After removing Pakistan Steel Mills (PSM) from the privatisation list, the government has assigned its management consulting to Pakistan Institute of Management (PIM) to re-evaluate core and non-core assets along with legal, fiscal and human resource liabilities, but not before losing more than $18 billion in over eight years of closure. “The purpose of this (Management Consulting) assignment is to assess and report on various aspects of PSM’s operation including housing societies, contractual agreements, legal matters, human resources, assets and inventory,” said an office order issued by the Ministry of Industries and Production (MOIP).
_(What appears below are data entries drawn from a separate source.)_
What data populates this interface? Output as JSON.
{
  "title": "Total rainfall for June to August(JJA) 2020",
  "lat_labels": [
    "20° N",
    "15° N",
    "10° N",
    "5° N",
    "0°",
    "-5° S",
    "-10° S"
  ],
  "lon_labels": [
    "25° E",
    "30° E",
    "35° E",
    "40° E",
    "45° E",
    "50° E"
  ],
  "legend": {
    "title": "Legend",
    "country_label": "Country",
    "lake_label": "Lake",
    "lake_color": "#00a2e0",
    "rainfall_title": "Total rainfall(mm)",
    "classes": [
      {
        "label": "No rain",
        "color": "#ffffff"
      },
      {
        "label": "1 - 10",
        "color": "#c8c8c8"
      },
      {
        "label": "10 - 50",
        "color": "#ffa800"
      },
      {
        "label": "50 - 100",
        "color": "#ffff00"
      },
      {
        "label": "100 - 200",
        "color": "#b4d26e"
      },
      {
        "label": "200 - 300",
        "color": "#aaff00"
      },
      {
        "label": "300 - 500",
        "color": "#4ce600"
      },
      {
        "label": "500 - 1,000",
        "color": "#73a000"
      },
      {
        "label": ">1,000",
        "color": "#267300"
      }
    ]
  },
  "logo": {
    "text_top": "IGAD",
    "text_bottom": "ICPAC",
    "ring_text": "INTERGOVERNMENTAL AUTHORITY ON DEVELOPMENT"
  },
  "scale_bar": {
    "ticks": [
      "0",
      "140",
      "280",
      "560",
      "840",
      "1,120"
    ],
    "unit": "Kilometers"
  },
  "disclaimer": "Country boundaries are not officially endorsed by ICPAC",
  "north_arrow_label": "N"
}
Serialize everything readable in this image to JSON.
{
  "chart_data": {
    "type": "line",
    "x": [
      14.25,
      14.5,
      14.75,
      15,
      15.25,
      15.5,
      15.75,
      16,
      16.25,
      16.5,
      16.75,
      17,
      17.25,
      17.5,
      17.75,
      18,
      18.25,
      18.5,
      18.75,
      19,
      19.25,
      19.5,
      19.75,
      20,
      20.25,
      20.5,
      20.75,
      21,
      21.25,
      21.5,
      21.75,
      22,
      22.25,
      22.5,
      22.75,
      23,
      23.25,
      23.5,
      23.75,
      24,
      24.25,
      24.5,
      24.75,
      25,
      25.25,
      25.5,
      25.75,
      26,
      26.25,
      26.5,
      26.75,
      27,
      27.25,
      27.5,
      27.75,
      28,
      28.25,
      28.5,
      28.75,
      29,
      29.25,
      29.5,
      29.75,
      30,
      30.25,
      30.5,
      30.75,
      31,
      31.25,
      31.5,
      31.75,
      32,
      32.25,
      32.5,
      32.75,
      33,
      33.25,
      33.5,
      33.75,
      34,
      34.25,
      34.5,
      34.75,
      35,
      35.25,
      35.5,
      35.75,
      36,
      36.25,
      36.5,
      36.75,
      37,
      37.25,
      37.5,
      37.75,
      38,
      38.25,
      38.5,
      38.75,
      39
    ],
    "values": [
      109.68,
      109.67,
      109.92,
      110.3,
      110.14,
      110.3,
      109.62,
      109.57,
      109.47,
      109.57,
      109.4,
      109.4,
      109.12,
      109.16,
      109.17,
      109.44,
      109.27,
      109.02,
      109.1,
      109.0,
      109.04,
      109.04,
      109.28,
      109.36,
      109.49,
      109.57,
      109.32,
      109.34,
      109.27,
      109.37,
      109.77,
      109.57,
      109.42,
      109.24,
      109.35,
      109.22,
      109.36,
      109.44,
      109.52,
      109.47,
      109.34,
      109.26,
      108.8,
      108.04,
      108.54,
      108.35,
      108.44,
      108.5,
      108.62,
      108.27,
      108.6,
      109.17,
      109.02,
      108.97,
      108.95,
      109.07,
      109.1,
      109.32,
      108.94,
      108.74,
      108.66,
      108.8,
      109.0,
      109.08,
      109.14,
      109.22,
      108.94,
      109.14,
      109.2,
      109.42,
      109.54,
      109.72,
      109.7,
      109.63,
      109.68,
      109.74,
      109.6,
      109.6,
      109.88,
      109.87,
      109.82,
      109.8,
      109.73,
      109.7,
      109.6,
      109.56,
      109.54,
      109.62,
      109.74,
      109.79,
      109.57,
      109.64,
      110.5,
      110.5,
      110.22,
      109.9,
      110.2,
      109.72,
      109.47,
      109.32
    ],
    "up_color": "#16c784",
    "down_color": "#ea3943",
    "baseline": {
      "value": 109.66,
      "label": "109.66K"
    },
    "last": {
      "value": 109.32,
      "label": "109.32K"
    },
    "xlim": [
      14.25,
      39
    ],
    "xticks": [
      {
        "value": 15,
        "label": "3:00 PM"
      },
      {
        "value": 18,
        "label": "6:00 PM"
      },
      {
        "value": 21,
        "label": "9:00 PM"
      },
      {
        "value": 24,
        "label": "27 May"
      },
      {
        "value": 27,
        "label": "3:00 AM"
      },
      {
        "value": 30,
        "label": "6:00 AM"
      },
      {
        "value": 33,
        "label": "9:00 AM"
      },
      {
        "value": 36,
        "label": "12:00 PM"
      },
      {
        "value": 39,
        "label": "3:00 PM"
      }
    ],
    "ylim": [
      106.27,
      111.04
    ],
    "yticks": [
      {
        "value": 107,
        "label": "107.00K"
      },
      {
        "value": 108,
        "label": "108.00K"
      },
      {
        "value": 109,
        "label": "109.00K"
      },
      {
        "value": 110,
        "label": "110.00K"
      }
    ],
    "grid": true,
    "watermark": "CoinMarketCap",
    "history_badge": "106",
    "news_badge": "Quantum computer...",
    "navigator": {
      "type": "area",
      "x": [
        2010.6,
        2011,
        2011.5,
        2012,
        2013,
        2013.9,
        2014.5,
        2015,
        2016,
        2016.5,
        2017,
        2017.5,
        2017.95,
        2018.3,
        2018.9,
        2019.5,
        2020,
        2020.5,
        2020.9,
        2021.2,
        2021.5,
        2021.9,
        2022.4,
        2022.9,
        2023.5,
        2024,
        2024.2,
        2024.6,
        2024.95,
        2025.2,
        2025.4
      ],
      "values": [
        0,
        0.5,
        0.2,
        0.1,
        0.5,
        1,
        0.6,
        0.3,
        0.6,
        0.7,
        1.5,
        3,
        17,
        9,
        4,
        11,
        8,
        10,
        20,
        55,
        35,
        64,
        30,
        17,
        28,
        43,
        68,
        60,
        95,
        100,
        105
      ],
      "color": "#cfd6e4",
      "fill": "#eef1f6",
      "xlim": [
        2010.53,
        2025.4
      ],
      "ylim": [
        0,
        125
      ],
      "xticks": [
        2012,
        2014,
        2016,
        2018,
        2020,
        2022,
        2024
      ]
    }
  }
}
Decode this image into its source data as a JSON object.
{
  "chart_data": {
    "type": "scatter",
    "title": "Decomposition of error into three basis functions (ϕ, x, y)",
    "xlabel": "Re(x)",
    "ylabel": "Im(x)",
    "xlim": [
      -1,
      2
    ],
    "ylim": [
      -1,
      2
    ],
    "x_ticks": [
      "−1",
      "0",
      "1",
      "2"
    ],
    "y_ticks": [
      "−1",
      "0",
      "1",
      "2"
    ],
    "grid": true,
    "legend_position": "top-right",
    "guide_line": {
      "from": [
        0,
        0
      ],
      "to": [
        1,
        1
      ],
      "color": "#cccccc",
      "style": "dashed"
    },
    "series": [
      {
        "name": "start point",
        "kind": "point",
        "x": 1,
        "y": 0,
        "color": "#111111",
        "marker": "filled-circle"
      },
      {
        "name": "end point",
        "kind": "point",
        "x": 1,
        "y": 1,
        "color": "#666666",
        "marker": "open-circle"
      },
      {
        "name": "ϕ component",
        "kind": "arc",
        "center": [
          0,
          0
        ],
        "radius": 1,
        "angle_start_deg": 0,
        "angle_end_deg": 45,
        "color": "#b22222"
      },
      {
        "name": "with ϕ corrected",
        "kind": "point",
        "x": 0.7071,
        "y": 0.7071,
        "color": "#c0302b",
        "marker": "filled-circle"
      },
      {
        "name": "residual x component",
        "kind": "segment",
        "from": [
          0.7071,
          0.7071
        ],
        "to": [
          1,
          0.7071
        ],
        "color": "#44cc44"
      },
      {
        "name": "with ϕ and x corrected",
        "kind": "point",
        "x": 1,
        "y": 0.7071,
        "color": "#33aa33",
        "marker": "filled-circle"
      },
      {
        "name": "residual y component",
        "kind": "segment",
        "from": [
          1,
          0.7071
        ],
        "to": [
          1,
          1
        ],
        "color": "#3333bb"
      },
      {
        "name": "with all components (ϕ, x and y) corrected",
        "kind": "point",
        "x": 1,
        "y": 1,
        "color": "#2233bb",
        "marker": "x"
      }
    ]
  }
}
Under the terms of reference (TOR), the PIM, an organisation under the MOIP, is required to cover at least seven critical areas, including assets, liabilities and legal and fiscal challenges. The PML-N government closed PSM in June 2015, except for keeping the main plant on heat mode. It was removed from the privatisation list by the caretaker government last month. Since PSM’s closure in June 2015, the country has lost an estimated $18 billion in foreign exchange for import of steel products that were once produced by PSM. While PIM claims to be providing consulting services in many areas, this would be its first such an assignment to provide a 360-degree view of PSM-like mammoth organisation. The MOIP’s top delegation would be rushing to Karachi to identify problems and address them as the PIM had reportedly been given “a very short time window and too big an assignment,” said a senior government official.